The fullest account that I have obtained of these singular persons is drawn from a manuscript note transcribed from some of Aubrey’s papers, which I have not seen printed.
“Till the breaking out of the civil wars, Tom o’ Bedlams did travel about the country; they had been poor distracted men, that had been put into Bedlam, where recovering some soberness, they were licentiated to go a begging; i.e., they had on their left arm an armilla, an iron ring for the arm, about four inches long, as printed in some works.[5] They could not get it off; they wore about their necks a great horn of an ox in a string or bawdry, which, when they came to a house, they did wind, and they put the drink given to them into this horn, whereto they put a stopple.
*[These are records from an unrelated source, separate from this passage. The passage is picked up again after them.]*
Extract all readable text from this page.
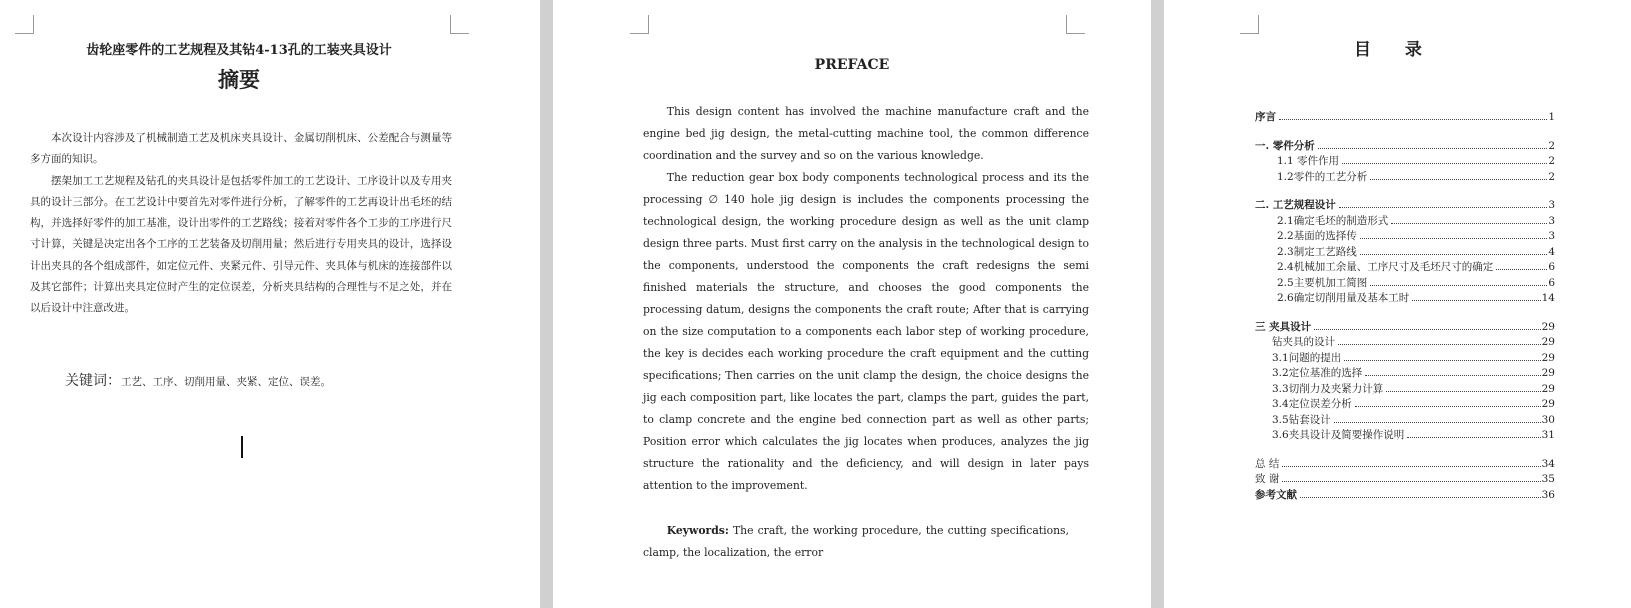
齿轮座零件的工艺规程及其钻4-13孔的工装夹具设计
摘要

本次设计内容涉及了机械制造工艺及机床夹具设计、金属切削机床、公差配合与测量等多方面的知识。

摆架加工工艺规程及钻孔的夹具设计是包括零件加工的工艺设计、工序设计以及专用夹具的设计三部分。在工艺设计中要首先对零件进行分析，了解零件的工艺再设计出毛坯的结构，并选择好零件的加工基准，设计出零件的工艺路线；接着对零件各个工步的工序进行尺寸计算，关键是决定出各个工序的工艺装备及切削用量；然后进行专用夹具的设计，选择设计出夹具的各个组成部件，如定位元件、夹紧元件、引导元件、夹具体与机床的连接部件以及其它部件；计算出夹具定位时产生的定位误差，分析夹具结构的合理性与不足之处，并在以后设计中注意改进。

关键词：工艺、工序、切削用量、夹紧、定位、误差。
PREFACE

This design content has involved the machine manufacture craft and the engine bed jig design, the metal-cutting machine tool, the common difference coordination and the survey and so on the various knowledge.

The reduction gear box body components technological process and its the processing ∅ 140 hole jig design is includes the components processing the technological design, the working procedure design as well as the unit clamp design three parts. Must first carry on the analysis in the technological design to the components, understood the components the craft redesigns the semi finished materials the structure, and chooses the good components the processing datum, designs the components the craft route; After that is carrying on the size computation to a components each labor step of working procedure, the key is decides each working procedure the craft equipment and the cutting specifications; Then carries on the unit clamp the design, the choice designs the jig each composition part, like locates the part, clamps the part, guides the part, to clamp concrete and the engine bed connection part as well as other parts; Position error which calculates the jig locates when produces, analyzes the jig structure the rationality and the deficiency, and will design in later pays attention to the improvement.

Keywords: The craft, the working procedure, the cutting specifications, clamp, the localization, the error
目 录
序言	1
一. 零件分析	2
1.1 零件作用	2
1.2零件的工艺分析	2
二. 工艺规程设计	3
2.1确定毛坯的制造形式	3
2.2基面的选择传	3
2.3制定工艺路线	4
2.4机械加工余量、工序尺寸及毛坯尺寸的确定	6
2.5主要机加工简图	6
2.6确定切削用量及基本工时	14
三 夹具设计	29
钻夹具的设计	29
3.1问题的提出	29
3.2定位基准的选择	29
3.3切削力及夹紧力计算	29
3.4定位误差分析	29
3.5钻套设计	30
3.6夹具设计及简要操作说明	31
总 结	34
致 谢	35
参考文献	36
Since the wars I do not remember to have seen any one of them.” The civil wars, probably, cleared the country of all sorts of vagabonds; but among the royalists or the parliamentarians, we did not know that in their rank and file they had so many Tom o’ Bedlams.
I have now to explain something in the character of Edgar in Lear, on which the commentators seem to have ingeniously blundered, from an imperfect knowledge of the character which Edgar personates.
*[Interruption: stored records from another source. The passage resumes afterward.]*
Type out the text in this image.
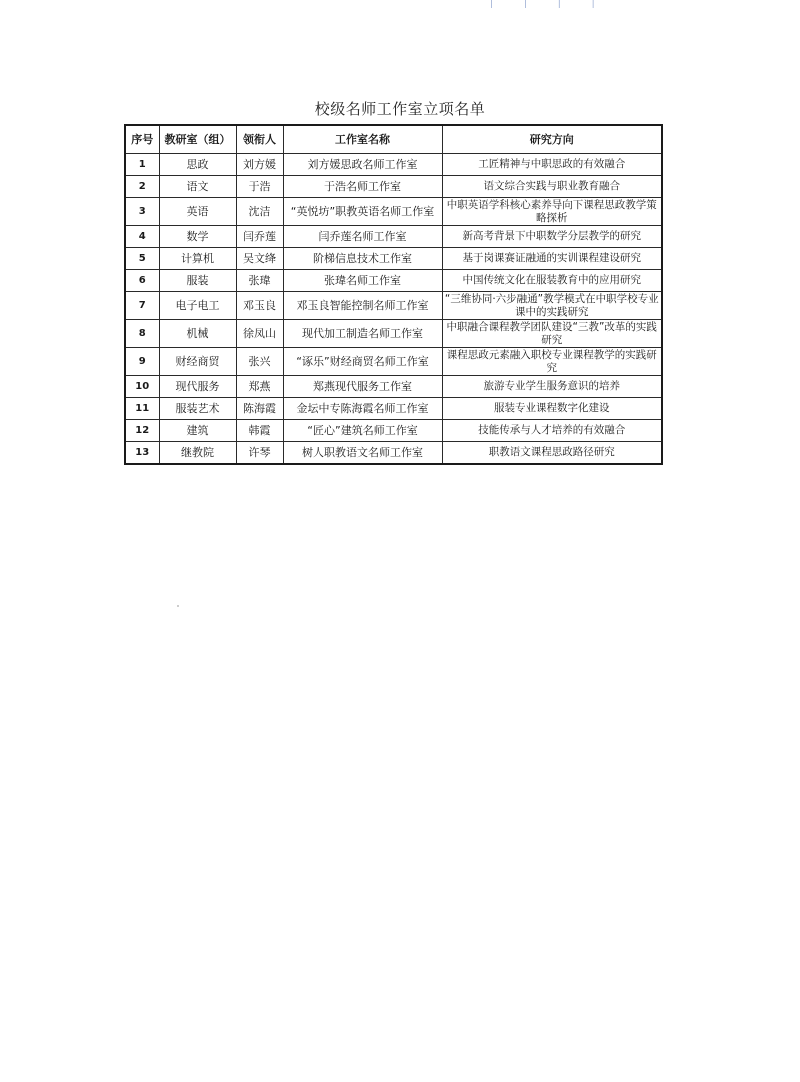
| | | |
校级名师工作室立项名单
序号	教研室（组）	领衔人	工作室名称	研究方向
1	思政	刘方媛	刘方媛思政名师工作室	工匠精神与中职思政的有效融合
2	语文	于浩	于浩名师工作室	语文综合实践与职业教育融合
3	英语	沈洁	“英悦坊”职教英语名师工作室	中职英语学科核心素养导向下课程思政教学策略探析
4	数学	闫乔莲	闫乔莲名师工作室	新高考背景下中职数学分层教学的研究
5	计算机	吴文绛	阶梯信息技术工作室	基于岗课赛证融通的实训课程建设研究
6	服装	张瑋	张瑋名师工作室	中国传统文化在服装教育中的应用研究
7	电子电工	邓玉良	邓玉良智能控制名师工作室	“三维协同·六步融通”教学模式在中职学校专业课中的实践研究
8	机械	徐凤山	现代加工制造名师工作室	中职融合课程教学团队建设“三教”改革的实践研究
9	财经商贸	张兴	“诼乐”财经商贸名师工作室	课程思政元素融入职校专业课程教学的实践研究
10	现代服务	郑燕	郑燕现代服务工作室	旅游专业学生服务意识的培养
11	服装艺术	陈海霞	金坛中专陈海霞名师工作室	服装专业课程数字化建设
12	建筑	韩霞	“匠心”建筑名师工作室	技能传承与人才培养的有效融合
13	继教院	许琴	树人职教语文名师工作室	职教语文课程思政路径研究
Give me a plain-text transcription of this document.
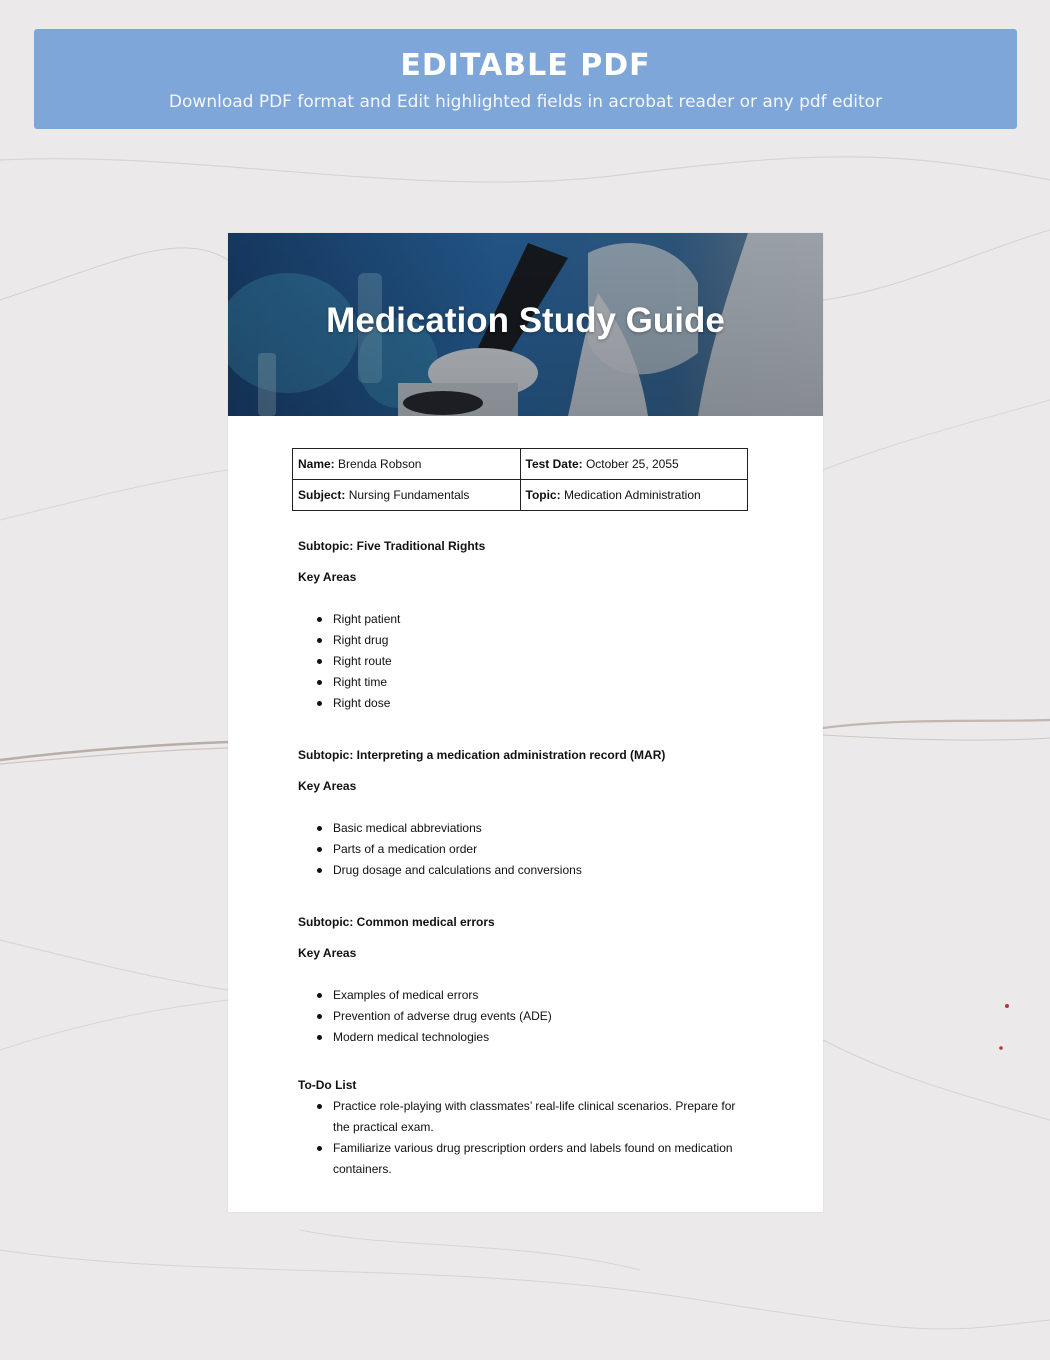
EDITABLE PDF
Download PDF format and Edit highlighted fields in acrobat reader or any pdf editor
Medication Study Guide
Name: Brenda Robson	Test Date: October 25, 2055
Subject: Nursing Fundamentals	Topic: Medication Administration
Subtopic: Five Traditional Rights
Key Areas
Right patient
Right drug
Right route
Right time
Right dose
Subtopic: Interpreting a medication administration record (MAR)
Key Areas
Basic medical abbreviations
Parts of a medication order
Drug dosage and calculations and conversions
Subtopic: Common medical errors
Key Areas
Examples of medical errors
Prevention of adverse drug events (ADE)
Modern medical technologies
To-Do List
Practice role-playing with classmates’ real-life clinical scenarios. Prepare for the practical exam.
Familiarize various drug prescription orders and labels found on medication containers.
Edgar, in wandering about the country, for a safe disguise assumes the character of these Tom o’ Bedlams; he thus closes one of his distracted speeches–“Poor Tom, Thy horn is dry!” On this Johnson is content to inform us, that “men that begged under pretence of lunacy used formerly to carry a horn and blow it through the streets.” This is no explanation of Edgar’s allusion to the dryness of his horn. Steevens adds a fanciful note, that Edgar alludes to a proverbial expression, Thy horn is dry, designed to express that a man had said all he could say; and, further, Steevens supposes that Edgar speaks these words aside; as if he had been quite weary of Tom o’ Bedlam’s part, and could not keep it up any longer. The reasons of all this conjectural criticism are a curious illustration of perverse ingenuity. Aubrey’s manuscript note has shown us that the Bedlam’s horn was also a drinking-horn, and Edgar closes his speech in the perfection of the assumed character, and not as one who had grown weary of it, by making the mendicant lunatic desirous of departing from a heath, to march, as he cries, “to wakes, and fairs, and market-towns–Poor Tom! thy horn is dry!” as more likely places to solicit alms; and he is thinking of his drink-money, when he cries that “his horn is dry.”